Brand Comm, the Bangalore-headquartered advertising, brand consulting and PR agency, completes seven years on December 18, 2005. With a near equal split in terms of work share between its advertising and PR practices, and a thriving brand consulting practice, the agency is betting big on ‘internal communications’ as an area of operation in the years ahead. The agency is set to close the financial year with 35 per cent growth over the previous year, up 10 per cent from the year before.

Said Sridhar Ramanujam, CEO, Brand Comm, “We have been trying to do some work to propagate interest in branding. The annual business leadership survey among B-schools and Brandwidth seminars are all efforts in this direction. I still think there is a very hazy appreciation of what branding is. Most of those aware of branding and the value of branding are the large MNCs and the like, and they are tuned in already. Most others tend to view branding as an identity.”

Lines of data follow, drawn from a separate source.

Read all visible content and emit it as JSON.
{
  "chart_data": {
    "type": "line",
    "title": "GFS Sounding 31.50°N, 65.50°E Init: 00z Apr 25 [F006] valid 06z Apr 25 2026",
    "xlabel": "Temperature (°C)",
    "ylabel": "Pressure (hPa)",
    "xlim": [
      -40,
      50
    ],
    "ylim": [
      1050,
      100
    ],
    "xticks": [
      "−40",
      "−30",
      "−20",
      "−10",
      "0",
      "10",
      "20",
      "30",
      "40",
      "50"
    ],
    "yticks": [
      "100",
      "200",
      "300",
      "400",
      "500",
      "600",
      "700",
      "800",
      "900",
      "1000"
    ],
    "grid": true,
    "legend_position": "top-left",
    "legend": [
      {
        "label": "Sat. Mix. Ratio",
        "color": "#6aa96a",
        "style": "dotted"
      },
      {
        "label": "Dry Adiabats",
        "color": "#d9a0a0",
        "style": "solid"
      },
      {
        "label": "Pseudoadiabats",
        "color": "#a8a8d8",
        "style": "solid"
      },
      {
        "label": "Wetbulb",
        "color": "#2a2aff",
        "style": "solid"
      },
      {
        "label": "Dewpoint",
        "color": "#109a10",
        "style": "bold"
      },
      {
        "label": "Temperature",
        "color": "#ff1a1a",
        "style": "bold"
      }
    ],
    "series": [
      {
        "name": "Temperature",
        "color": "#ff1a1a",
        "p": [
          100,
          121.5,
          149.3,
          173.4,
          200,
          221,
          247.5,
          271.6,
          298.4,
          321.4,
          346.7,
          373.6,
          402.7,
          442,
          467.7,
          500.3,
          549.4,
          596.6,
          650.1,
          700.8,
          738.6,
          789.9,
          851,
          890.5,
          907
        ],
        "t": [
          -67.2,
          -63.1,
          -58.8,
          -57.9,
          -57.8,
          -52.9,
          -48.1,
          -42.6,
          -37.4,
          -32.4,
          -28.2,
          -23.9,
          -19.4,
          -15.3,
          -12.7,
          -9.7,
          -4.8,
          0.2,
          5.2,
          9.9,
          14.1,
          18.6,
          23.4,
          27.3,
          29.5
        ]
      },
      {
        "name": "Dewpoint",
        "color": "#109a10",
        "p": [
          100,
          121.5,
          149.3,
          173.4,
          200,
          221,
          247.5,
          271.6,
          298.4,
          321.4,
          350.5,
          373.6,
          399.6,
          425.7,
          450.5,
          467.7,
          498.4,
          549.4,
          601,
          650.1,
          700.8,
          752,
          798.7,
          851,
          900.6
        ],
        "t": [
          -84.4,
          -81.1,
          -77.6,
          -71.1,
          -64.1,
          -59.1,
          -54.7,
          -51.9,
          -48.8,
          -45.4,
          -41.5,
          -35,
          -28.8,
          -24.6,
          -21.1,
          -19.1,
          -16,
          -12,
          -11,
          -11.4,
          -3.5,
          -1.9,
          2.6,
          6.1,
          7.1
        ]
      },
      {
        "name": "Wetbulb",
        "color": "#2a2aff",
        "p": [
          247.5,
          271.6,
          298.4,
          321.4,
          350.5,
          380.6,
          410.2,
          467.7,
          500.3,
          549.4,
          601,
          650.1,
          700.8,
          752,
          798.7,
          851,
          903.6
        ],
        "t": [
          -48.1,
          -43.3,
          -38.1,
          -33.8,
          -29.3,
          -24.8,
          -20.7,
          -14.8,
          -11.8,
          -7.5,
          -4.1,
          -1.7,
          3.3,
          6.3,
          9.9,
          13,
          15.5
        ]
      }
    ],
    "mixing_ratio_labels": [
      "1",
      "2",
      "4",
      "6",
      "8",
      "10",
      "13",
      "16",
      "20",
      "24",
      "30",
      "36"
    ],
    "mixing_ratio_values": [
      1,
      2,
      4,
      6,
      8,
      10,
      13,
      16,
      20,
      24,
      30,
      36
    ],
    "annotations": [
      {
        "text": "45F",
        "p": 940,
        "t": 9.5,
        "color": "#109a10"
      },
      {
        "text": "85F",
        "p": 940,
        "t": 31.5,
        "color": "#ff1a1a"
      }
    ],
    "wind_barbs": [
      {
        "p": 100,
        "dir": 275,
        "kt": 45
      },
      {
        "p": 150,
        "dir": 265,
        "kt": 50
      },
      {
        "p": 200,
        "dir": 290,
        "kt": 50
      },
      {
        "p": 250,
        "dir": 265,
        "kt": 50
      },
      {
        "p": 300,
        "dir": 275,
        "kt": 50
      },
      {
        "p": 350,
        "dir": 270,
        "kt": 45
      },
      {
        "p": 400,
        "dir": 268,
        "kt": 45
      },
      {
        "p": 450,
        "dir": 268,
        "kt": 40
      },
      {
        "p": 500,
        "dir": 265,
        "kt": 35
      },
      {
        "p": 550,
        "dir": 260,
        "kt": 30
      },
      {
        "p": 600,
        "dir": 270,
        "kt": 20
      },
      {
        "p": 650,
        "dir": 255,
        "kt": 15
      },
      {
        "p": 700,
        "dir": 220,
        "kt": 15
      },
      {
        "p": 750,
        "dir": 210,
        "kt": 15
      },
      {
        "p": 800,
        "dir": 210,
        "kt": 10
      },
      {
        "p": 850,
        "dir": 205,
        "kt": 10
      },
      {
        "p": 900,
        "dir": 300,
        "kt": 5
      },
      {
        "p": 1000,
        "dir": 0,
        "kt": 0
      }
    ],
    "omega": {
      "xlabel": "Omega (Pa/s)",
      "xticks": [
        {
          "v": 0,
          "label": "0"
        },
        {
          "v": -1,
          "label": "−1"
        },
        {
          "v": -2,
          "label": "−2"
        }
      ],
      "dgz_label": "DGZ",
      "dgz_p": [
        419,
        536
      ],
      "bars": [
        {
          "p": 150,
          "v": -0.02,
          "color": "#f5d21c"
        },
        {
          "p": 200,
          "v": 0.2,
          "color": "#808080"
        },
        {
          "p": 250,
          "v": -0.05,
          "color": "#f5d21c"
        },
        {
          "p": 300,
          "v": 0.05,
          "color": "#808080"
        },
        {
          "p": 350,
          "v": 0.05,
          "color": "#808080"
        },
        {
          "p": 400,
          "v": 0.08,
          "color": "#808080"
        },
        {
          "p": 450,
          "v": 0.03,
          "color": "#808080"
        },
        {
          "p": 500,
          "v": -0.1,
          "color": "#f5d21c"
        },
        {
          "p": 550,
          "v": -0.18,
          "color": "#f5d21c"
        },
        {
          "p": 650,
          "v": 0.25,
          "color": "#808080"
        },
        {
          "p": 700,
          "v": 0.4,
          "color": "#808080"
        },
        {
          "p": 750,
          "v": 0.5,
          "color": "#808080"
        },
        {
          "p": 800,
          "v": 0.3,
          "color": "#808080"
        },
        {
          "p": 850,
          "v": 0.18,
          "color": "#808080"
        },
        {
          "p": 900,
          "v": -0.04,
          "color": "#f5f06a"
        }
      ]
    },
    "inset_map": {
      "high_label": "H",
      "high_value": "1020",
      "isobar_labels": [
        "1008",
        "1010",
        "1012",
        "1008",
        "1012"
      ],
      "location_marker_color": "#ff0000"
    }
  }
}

Ramanujam explained that while smaller companies had a need for brand consulting, they might not be able to afford expertise in the area. Valuation of brands was another growing area, according to him.

“Now, we see the media giving more importance to this subject. The signs are good and we are poised to take advantage of that. We see brand consulting occupying a significant place,” added Ramanujam.

Approximately 50 per cent of the agency’s business comes in from the public relations practice, and another 40 from its advertising practice. The remaining 10 per cent is from the brand consulting services.

A “significant shift is expected in the next couple of years”, given that many of the brand consulting assignments are larger. “We are in the fray for a couple of projects,” Ramanujam said. And being an integrated marketing communications agency had its set of challenges in an era of specialist agencies and unbundling, he admited. “The need for IMC is not very strongly perceived by clients. We have to communicate what we are offering.”

The next big opportunity is perceived by the agency in internal communication for technology companies. And ad agencies were not “too interested” on this communication need, from a business and visibility perspective, in Ramanujam’s opinion.

He explained, “With people coming in from different regions and cultural backgrounds, it is a challenge to communicate the values that the brand stands for, in a manner that is interesting, and a manner employees can relate to. For the Philips software division, we must have done at least 300 different pieces of work.”

A diversified portfolio was the focus for the year, and one of the reasons being that this was seen as the best way to retain talent. With a 60-member team spread out across its Bangalore, Chennai, Mumbai, Delhi and Hyderabad offices, Brand Comm is in the process of strengthening its Mumbai and Delhi offices.

“As an industry, we in the business of PR are also responsible for some of our current problems. We will not move towards the stature of a consultant if we don’t offer strategic inputs. When a large agency offers 100 clips a month at Rs 40,000, it becomes difficult to move up the value chain. Advertising has moved up to a point,” he remarked.